うーんなんでしょう……。でも、なんだかんだ言って僕は「猫物語(黒)」が好きなんですよね。テレビシリーズではあるけれど、大晦日の22時から24時という1年の最後の2時間を使って、一挙放送というものをやり始めたタイトルだったので。〈物語〉シリーズは普通のTVアニメとしてスタートしたけれど、大晦日の2時間をジャックしましょうとか、ほかのTVアニメとは違う形でチャレンジできる作品に少しずつなっていったんです。

──「暦物語」もアプリでアニメを配信するという試みが新しかったですよね。

「暦物語」も原作をアニメ化にするにあたって、一番いい尺でのまとめ方をするために、あえて配信という形になったと思うんです。

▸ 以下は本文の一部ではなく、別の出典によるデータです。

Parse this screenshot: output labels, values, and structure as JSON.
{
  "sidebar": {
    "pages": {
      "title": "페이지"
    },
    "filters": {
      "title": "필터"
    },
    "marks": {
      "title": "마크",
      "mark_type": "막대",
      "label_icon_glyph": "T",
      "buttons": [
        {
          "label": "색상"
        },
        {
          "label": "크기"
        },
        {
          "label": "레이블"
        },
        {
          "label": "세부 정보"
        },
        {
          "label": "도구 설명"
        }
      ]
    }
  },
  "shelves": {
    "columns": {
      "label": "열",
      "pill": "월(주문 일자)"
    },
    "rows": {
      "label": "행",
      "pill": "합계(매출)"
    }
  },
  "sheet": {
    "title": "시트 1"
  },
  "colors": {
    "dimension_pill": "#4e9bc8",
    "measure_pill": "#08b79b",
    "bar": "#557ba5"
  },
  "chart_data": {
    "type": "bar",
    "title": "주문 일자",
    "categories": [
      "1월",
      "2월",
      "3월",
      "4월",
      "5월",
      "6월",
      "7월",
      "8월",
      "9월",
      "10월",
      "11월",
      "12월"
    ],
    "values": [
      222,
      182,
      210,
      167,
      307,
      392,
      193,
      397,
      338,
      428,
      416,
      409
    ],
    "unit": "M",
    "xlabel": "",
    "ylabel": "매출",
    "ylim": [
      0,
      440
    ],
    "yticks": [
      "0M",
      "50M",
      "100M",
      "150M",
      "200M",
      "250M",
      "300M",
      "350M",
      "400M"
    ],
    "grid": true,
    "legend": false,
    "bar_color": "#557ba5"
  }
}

そういうほかのアニメと違った挑戦の積み重ねがあって、今回の「続・終物語」も劇場でのイベント上映ができている。だからどの作品ももちろん印象深いんですが、ほかのアニメとの違いを生み出すきっかけになった「猫物語(黒)」がすごく印象に残っています。

神谷浩史
「続・終物語」
2018年11月10日(土)
全国劇場にてイベント上映開始
「続・終物語」
あらすじ

高校生でも大学生でもない、そんな時期に阿良々木暦が体験した、終わりの、続きの物語。
高校の卒業式の翌朝、顔を洗おうと洗面台の鏡に向かい合った暦は、そこに映った自分自身に見つめられている感覚に陥る。
思わず鏡に手を触れると、そのまま指先が沈み込んでいき……。気がついたときには、暦はあらゆることが反転した鏡の世界に迷い込んでしまっていた。

スタッフ

原作:西尾維新(「続・終物語」講談社BOX)

キャラクター原案:VOFAN

監督:新房昭之

キャラクターデザイン・総作画監督:渡辺明夫

アニメーション制作:シャフト

キャスト

阿良々木暦:神谷浩史

戦場ヶ原ひたぎ:斎藤千和

八九寺真宵:加藤英美里

神原駿河:沢城みゆき

千石撫子:花澤香菜

羽川翼:堀江由衣

阿良々木火憐:喜多村英梨

阿良々木月火:井口裕香

斧乃木余接:早見沙織

老倉育:井上麻里奈

神谷浩史(カミヤヒロシ)
1月28日生まれ。千葉県出身。声優、ナレーター、アーティストとして幅広く活躍。第2回声優アワードサブキャラクター男優賞に続き、2009年の第3回声優アワードでは主演男優賞とパーソナリティ賞を受賞し、声優アワード史上初の主要三冠を獲得。また、「化物語」阿良々木暦役で東京国際アニメフェア2010、第9回東京アニメアワード個人賞(声優賞)を受賞。主な出演作に「夏目友人帳」シリーズ(夏目貴志役)、「進撃の巨人」(リヴァイ役)、「斉木楠雄のΨ難」(斉木楠雄役)、「イナズマイレブン オリオンの刻印」(灰崎凌兵役)など。